WHOLESALE GROUP. Their wholesale group once again had a terrific quarter with year-over-year growth in volume and revenues each up more than 35%. They are competing very successfully for traditional reseller business, winning several new accounts and gaining increasing commitments from existing customers. Agreements signed this quarter represent some of their largest wholesale wins ever. They are currently providing wireless and out-of-region traffic for four RBOCs (regional Bell operating companies). These agreements also include provisions for Sprint to carry in-region traffic commencing with regulatory approval.

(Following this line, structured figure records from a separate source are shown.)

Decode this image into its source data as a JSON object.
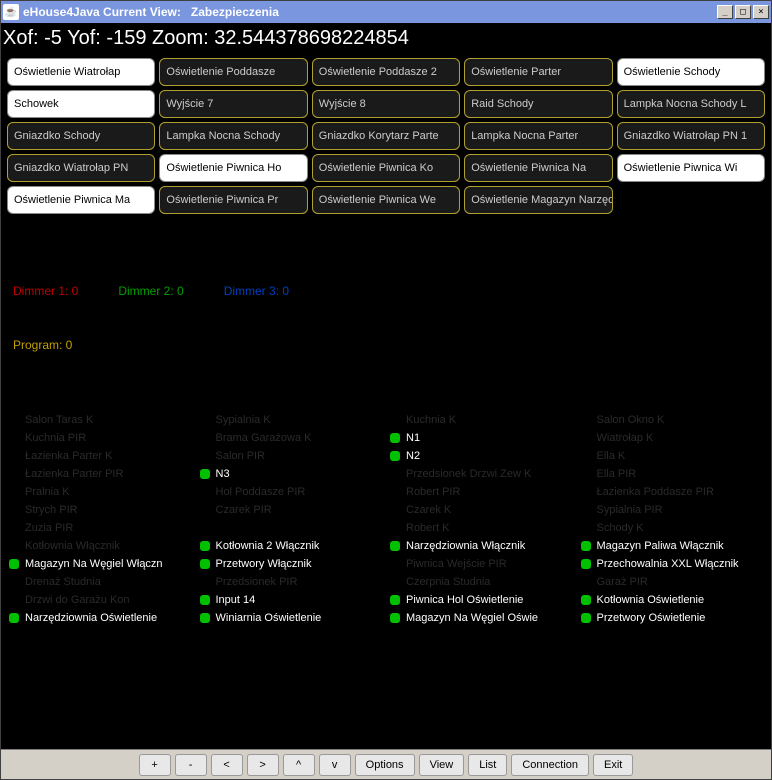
{
  "window": {
    "title_app": "eHouse4Java Current View:",
    "title_view": "Zabezpieczenia",
    "minimize": "_",
    "maximize": "□",
    "close": "×"
  },
  "coords": "Xof: -5 Yof: -159 Zoom: 32.544378698224854",
  "buttons": [
    {
      "label": "Oświetlenie Wiatrołap",
      "on": true
    },
    {
      "label": "Oświetlenie Poddasze",
      "on": false
    },
    {
      "label": "Oświetlenie Poddasze 2",
      "on": false
    },
    {
      "label": "Oświetlenie Parter",
      "on": false
    },
    {
      "label": "Oświetlenie Schody",
      "on": true
    },
    {
      "label": "Schowek",
      "on": true
    },
    {
      "label": "Wyjście 7",
      "on": false
    },
    {
      "label": "Wyjście 8",
      "on": false
    },
    {
      "label": "Raid Schody",
      "on": false
    },
    {
      "label": "Lampka Nocna Schody L",
      "on": false
    },
    {
      "label": "Gniazdko Schody",
      "on": false
    },
    {
      "label": "Lampka Nocna Schody",
      "on": false
    },
    {
      "label": "Gniazdko Korytarz Parte",
      "on": false
    },
    {
      "label": "Lampka Nocna Parter",
      "on": false
    },
    {
      "label": "Gniazdko Wiatrołap PN 1",
      "on": false
    },
    {
      "label": "Gniazdko Wiatrołap PN",
      "on": false
    },
    {
      "label": "Oświetlenie Piwnica Ho",
      "on": true
    },
    {
      "label": "Oświetlenie Piwnica Ko",
      "on": false
    },
    {
      "label": "Oświetlenie Piwnica Na",
      "on": false
    },
    {
      "label": "Oświetlenie Piwnica Wi",
      "on": true
    },
    {
      "label": "Oświetlenie Piwnica Ma",
      "on": true
    },
    {
      "label": "Oświetlenie Piwnica Pr",
      "on": false
    },
    {
      "label": "Oświetlenie Piwnica We",
      "on": false
    },
    {
      "label": "Oświetlenie Magazyn Narzędzia",
      "on": false
    }
  ],
  "dimmers": [
    {
      "label": "Dimmer 1: 0",
      "color": "d-red"
    },
    {
      "label": "Dimmer 2: 0",
      "color": "d-green"
    },
    {
      "label": "Dimmer 3: 0",
      "color": "d-blue"
    }
  ],
  "program": "Program: 0",
  "sensors": {
    "cols": [
      [
        {
          "label": "Salon Taras K",
          "dot": false,
          "dim": true
        },
        {
          "label": "Kuchnia PIR",
          "dot": false,
          "dim": true
        },
        {
          "label": "Łazienka Parter K",
          "dot": false,
          "dim": true
        },
        {
          "label": "Łazienka Parter PIR",
          "dot": false,
          "dim": true
        },
        {
          "label": "Pralnia K",
          "dot": false,
          "dim": true
        },
        {
          "label": "Strych PIR",
          "dot": false,
          "dim": true
        },
        {
          "label": "Zuzia PIR",
          "dot": false,
          "dim": true
        },
        {
          "label": "Kotłownia Włącznik",
          "dot": false,
          "dim": true
        },
        {
          "label": "Magazyn Na Węgiel Włączn",
          "dot": true,
          "dim": false
        },
        {
          "label": "Drenaż Studnia",
          "dot": false,
          "dim": true
        },
        {
          "label": "Drzwi do Garażu Kon",
          "dot": false,
          "dim": true
        },
        {
          "label": "Narzędziownia Oświetlenie",
          "dot": true,
          "dim": false
        }
      ],
      [
        {
          "label": "Sypialnia K",
          "dot": false,
          "dim": true
        },
        {
          "label": "Brama Garażowa K",
          "dot": false,
          "dim": true
        },
        {
          "label": "Salon PIR",
          "dot": false,
          "dim": true
        },
        {
          "label": "N3",
          "dot": true,
          "dim": false
        },
        {
          "label": "Hol Poddasze PIR",
          "dot": false,
          "dim": true
        },
        {
          "label": "Czarek PIR",
          "dot": false,
          "dim": true
        },
        {
          "label": "",
          "dot": false,
          "dim": true
        },
        {
          "label": "Kotłownia 2 Włącznik",
          "dot": true,
          "dim": false
        },
        {
          "label": "Przetwory Włącznik",
          "dot": true,
          "dim": false
        },
        {
          "label": "Przedsionek PIR",
          "dot": false,
          "dim": true
        },
        {
          "label": "Input 14",
          "dot": true,
          "dim": false
        },
        {
          "label": "Winiarnia Oświetlenie",
          "dot": true,
          "dim": false
        }
      ],
      [
        {
          "label": "Kuchnia K",
          "dot": false,
          "dim": true
        },
        {
          "label": "N1",
          "dot": true,
          "dim": false
        },
        {
          "label": "N2",
          "dot": true,
          "dim": false
        },
        {
          "label": "Przedsionek Drzwi Zew K",
          "dot": false,
          "dim": true
        },
        {
          "label": "Robert PIR",
          "dot": false,
          "dim": true
        },
        {
          "label": "Czarek K",
          "dot": false,
          "dim": true
        },
        {
          "label": "Robert K",
          "dot": false,
          "dim": true
        },
        {
          "label": "Narzędziownia Włącznik",
          "dot": true,
          "dim": false
        },
        {
          "label": "Piwnica Wejście PIR",
          "dot": false,
          "dim": true
        },
        {
          "label": "Czerpnia Studnia",
          "dot": false,
          "dim": true
        },
        {
          "label": "Piwnica Hol Oświetlenie",
          "dot": true,
          "dim": false
        },
        {
          "label": "Magazyn Na Węgiel Oświe",
          "dot": true,
          "dim": false
        }
      ],
      [
        {
          "label": "Salon Okno K",
          "dot": false,
          "dim": true
        },
        {
          "label": "Wiatrołap K",
          "dot": false,
          "dim": true
        },
        {
          "label": "Ella K",
          "dot": false,
          "dim": true
        },
        {
          "label": "Ella PIR",
          "dot": false,
          "dim": true
        },
        {
          "label": "Łazienka Poddasze PIR",
          "dot": false,
          "dim": true
        },
        {
          "label": "Sypialnia PIR",
          "dot": false,
          "dim": true
        },
        {
          "label": "Schody K",
          "dot": false,
          "dim": true
        },
        {
          "label": "Magazyn Paliwa Włącznik",
          "dot": true,
          "dim": false
        },
        {
          "label": "Przechowalnia XXL Włącznik",
          "dot": true,
          "dim": false
        },
        {
          "label": "Garaż PIR",
          "dot": false,
          "dim": true
        },
        {
          "label": "Kotłownia Oświetlenie",
          "dot": true,
          "dim": false
        },
        {
          "label": "Przetwory Oświetlenie",
          "dot": true,
          "dim": false
        }
      ]
    ]
  },
  "footer": {
    "plus": "+",
    "minus": "-",
    "left": "<",
    "right": ">",
    "up": "^",
    "down": "v",
    "options": "Options",
    "view": "View",
    "list": "List",
    "connection": "Connection",
    "exit": "Exit"
  }
}
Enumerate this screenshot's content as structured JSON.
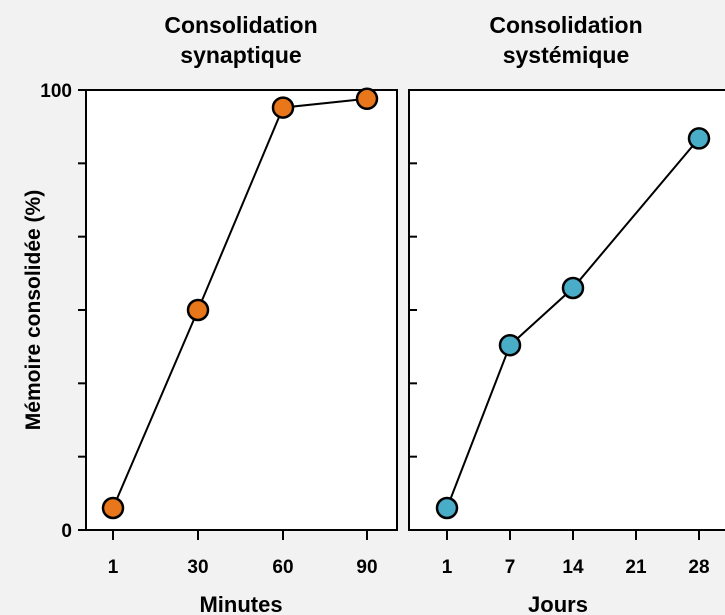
{
  "chart_data": [
    {
      "type": "line",
      "title": [
        "Consolidation",
        "synaptique"
      ],
      "xlabel": "Minutes",
      "ylabel": "Mémoire consolidée (%)",
      "ylim": [
        0,
        100
      ],
      "y_tick_labels": [
        "0",
        "",
        "",
        "",
        "",
        "",
        "100"
      ],
      "x_tick_labels": [
        "1",
        "30",
        "60",
        "90"
      ],
      "categories": [
        "1",
        "30",
        "60",
        "90"
      ],
      "values": [
        5,
        50,
        96,
        98
      ],
      "marker_color": "#e8761a",
      "line_color": "#000000",
      "grid": false
    },
    {
      "type": "line",
      "title": [
        "Consolidation",
        "systémique"
      ],
      "xlabel": "Jours",
      "ylim": [
        0,
        100
      ],
      "x_tick_labels": [
        "1",
        "7",
        "14",
        "21",
        "28"
      ],
      "x": [
        1,
        7,
        14,
        28
      ],
      "values": [
        5,
        42,
        55,
        89
      ],
      "marker_color": "#4aadc8",
      "line_color": "#000000",
      "grid": false
    }
  ]
}
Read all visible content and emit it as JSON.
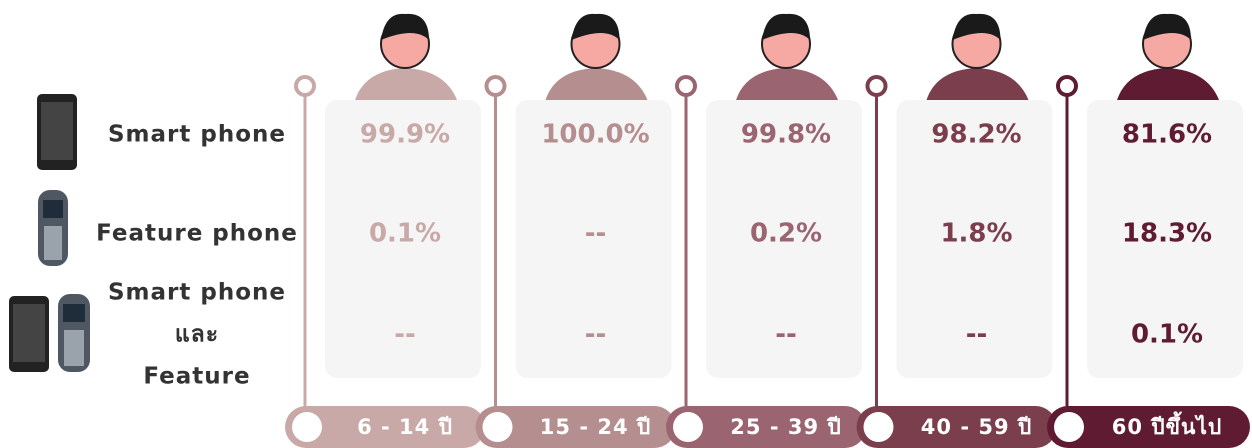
{
  "rows": [
    {
      "label": [
        "Smart phone"
      ]
    },
    {
      "label": [
        "Feature phone"
      ]
    },
    {
      "label": [
        "Smart phone",
        "และ",
        "Feature"
      ]
    }
  ],
  "columns": [
    {
      "header": "6 - 14 ปี",
      "color": "#c9a9a8",
      "cells": [
        "99.9%",
        "0.1%",
        "--"
      ]
    },
    {
      "header": "15 - 24 ปี",
      "color": "#b58e8f",
      "cells": [
        "100.0%",
        "--",
        "--"
      ]
    },
    {
      "header": "25 - 39 ปี",
      "color": "#9a6570",
      "cells": [
        "99.8%",
        "0.2%",
        "--"
      ]
    },
    {
      "header": "40 - 59 ปี",
      "color": "#7b3e4d",
      "cells": [
        "98.2%",
        "1.8%",
        "--"
      ]
    },
    {
      "header": "60 ปีขึ้นไป",
      "color": "#5e1b31",
      "cells": [
        "81.6%",
        "18.3%",
        "0.1%"
      ]
    }
  ]
}
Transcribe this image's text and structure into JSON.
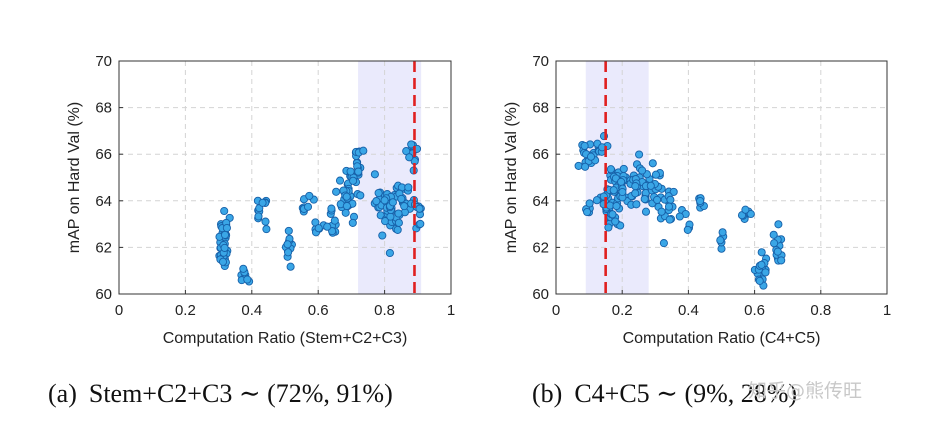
{
  "chart_data": [
    {
      "type": "scatter",
      "xlabel": "Computation Ratio (Stem+C2+C3)",
      "ylabel": "mAP on Hard Val (%)",
      "xlim": [
        0,
        1
      ],
      "ylim": [
        60,
        70
      ],
      "xticks": [
        "0",
        "0.2",
        "0.4",
        "0.6",
        "0.8",
        "1"
      ],
      "yticks": [
        "60",
        "62",
        "64",
        "66",
        "68",
        "70"
      ],
      "grid": true,
      "highlight_range": [
        0.72,
        0.91
      ],
      "reference_line_x": 0.89,
      "caption_label": "(a)",
      "caption_text": "Stem+C2+C3 ∼ (72%, 91%)",
      "clusters": [
        {
          "x": 0.315,
          "y": 62.1,
          "sx": 0.007,
          "sy": 0.55,
          "n": 40
        },
        {
          "x": 0.38,
          "y": 60.6,
          "sx": 0.005,
          "sy": 0.25,
          "n": 9
        },
        {
          "x": 0.42,
          "y": 63.4,
          "sx": 0.01,
          "sy": 0.3,
          "n": 8
        },
        {
          "x": 0.44,
          "y": 63.9,
          "sx": 0.006,
          "sy": 0.08,
          "n": 4
        },
        {
          "x": 0.51,
          "y": 62.0,
          "sx": 0.007,
          "sy": 0.3,
          "n": 12
        },
        {
          "x": 0.56,
          "y": 63.9,
          "sx": 0.01,
          "sy": 0.25,
          "n": 8
        },
        {
          "x": 0.6,
          "y": 62.9,
          "sx": 0.01,
          "sy": 0.3,
          "n": 6
        },
        {
          "x": 0.65,
          "y": 63.2,
          "sx": 0.015,
          "sy": 0.4,
          "n": 10
        },
        {
          "x": 0.68,
          "y": 64.2,
          "sx": 0.013,
          "sy": 0.45,
          "n": 28
        },
        {
          "x": 0.72,
          "y": 65.4,
          "sx": 0.01,
          "sy": 0.45,
          "n": 22
        },
        {
          "x": 0.78,
          "y": 64.0,
          "sx": 0.015,
          "sy": 0.4,
          "n": 15
        },
        {
          "x": 0.82,
          "y": 63.5,
          "sx": 0.012,
          "sy": 0.6,
          "n": 35
        },
        {
          "x": 0.86,
          "y": 63.9,
          "sx": 0.015,
          "sy": 0.5,
          "n": 20
        },
        {
          "x": 0.88,
          "y": 66.2,
          "sx": 0.008,
          "sy": 0.3,
          "n": 12
        },
        {
          "x": 0.905,
          "y": 63.6,
          "sx": 0.005,
          "sy": 0.4,
          "n": 10
        }
      ]
    },
    {
      "type": "scatter",
      "xlabel": "Computation Ratio (C4+C5)",
      "ylabel": "mAP on Hard Val (%)",
      "xlim": [
        0,
        1
      ],
      "ylim": [
        60,
        70
      ],
      "xticks": [
        "0",
        "0.2",
        "0.4",
        "0.6",
        "0.8",
        "1"
      ],
      "yticks": [
        "60",
        "62",
        "64",
        "66",
        "68",
        "70"
      ],
      "grid": true,
      "highlight_range": [
        0.09,
        0.28
      ],
      "reference_line_x": 0.15,
      "caption_label": "(b)",
      "caption_text": "C4+C5 ∼ (9%, 28%)",
      "clusters": [
        {
          "x": 0.1,
          "y": 65.9,
          "sx": 0.013,
          "sy": 0.25,
          "n": 18
        },
        {
          "x": 0.095,
          "y": 63.7,
          "sx": 0.006,
          "sy": 0.2,
          "n": 5
        },
        {
          "x": 0.135,
          "y": 66.2,
          "sx": 0.007,
          "sy": 0.3,
          "n": 8
        },
        {
          "x": 0.155,
          "y": 63.8,
          "sx": 0.01,
          "sy": 0.4,
          "n": 20
        },
        {
          "x": 0.175,
          "y": 64.3,
          "sx": 0.012,
          "sy": 0.8,
          "n": 30
        },
        {
          "x": 0.21,
          "y": 64.3,
          "sx": 0.013,
          "sy": 0.45,
          "n": 18
        },
        {
          "x": 0.26,
          "y": 64.6,
          "sx": 0.015,
          "sy": 0.55,
          "n": 25
        },
        {
          "x": 0.3,
          "y": 64.7,
          "sx": 0.01,
          "sy": 0.45,
          "n": 15
        },
        {
          "x": 0.34,
          "y": 63.7,
          "sx": 0.012,
          "sy": 0.5,
          "n": 15
        },
        {
          "x": 0.39,
          "y": 63.1,
          "sx": 0.008,
          "sy": 0.3,
          "n": 6
        },
        {
          "x": 0.44,
          "y": 64.0,
          "sx": 0.008,
          "sy": 0.15,
          "n": 6
        },
        {
          "x": 0.5,
          "y": 62.2,
          "sx": 0.006,
          "sy": 0.35,
          "n": 5
        },
        {
          "x": 0.575,
          "y": 63.4,
          "sx": 0.008,
          "sy": 0.15,
          "n": 8
        },
        {
          "x": 0.62,
          "y": 61.0,
          "sx": 0.01,
          "sy": 0.55,
          "n": 20
        },
        {
          "x": 0.67,
          "y": 61.9,
          "sx": 0.008,
          "sy": 0.45,
          "n": 14
        }
      ]
    }
  ],
  "watermark": "知乎@熊传旺"
}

COSTS. Interconnection costs as a percentage of revenue were 46.4% this quarter versus 44.6% a year ago and 45.6% in the fourth quarter. This increase was primarily due to international traffic growth, more competitive pricing, and higher consumer receivables allowances. Operation costs grew moderately but as a percent of revenue declined to 12.7% of revenues compared to 13% in last year's first quarter. Some of this improvement is related to the Global One transfer. Operations costs increased as a percent of revenue when compared to 12.3% in the fourth quarter. This increase was primarily due to increased levels of equipment sales and pay phone commissions. SG&A as a percent of revenue was 21.7% this quarter compared to 23.4% they reported a year ago and 25.3% in the fourth quarter. This improved efficiency is due to continued cost control and business process improvement efforts. One specific example can be found in their customer service centers where their unit cost per service call declined by 17% when compared to the first quarter last year.

SUMMARY. They are pleased with their performance in the first quarter. Their results are gratifying as they were achieved against a more difficult operating environment and, for Sprint, against more difficult year-over-year comparisons. Despite these challenges, they continue to grow at rates that are a multiple of their two main competitors. In 1997 they will further build on this momentum as they more fully integrate packages of communication products with addition of Sprint PCS and competitive local service offerings. Coupled with their Radio Shack alliance where several thousand stores nationwide will sell the full array of Sprint branded products and services, they are confident they will continue to grow a profitable market share.

CURRENT OPERATING ENVIRONMENT. First, in their long distance business, they continue to believe that double-digit volume, revenue, and operating income growth for the full year are achievable. They currently expect that their second quarter volume and revenue comparisons will improve from first quarter levels. Their local business will be challenged to sustain the operating margins they achieved in the first quarter. However, consolidation activity during the balance of this year is expected to yield substantial cost savings. They currently expect that their CLEC business will be slow to develop in 1997, given many outstanding interoperational issues. Their PCS related losses were below expectations as they enter the new year. However, they believe these losses will ramp up over the balance of the year. Finally, their full-year Global One related losses are currently expected to be materially below 1996 levels.

* A Fool conference call synopsis represents an effort to highlight the salient points of a conference call and should not be taken as an authoritative accounting or transcription of the entire event. Note: Statements made by a company other than historical information may constitute forward-looking statements for which the company can claim protection under the Safe Harbor Act. Please consult the company's filings with the SEC for information on risk factors which might cause actual results to differ materially from the information contained in these forward-looking statements.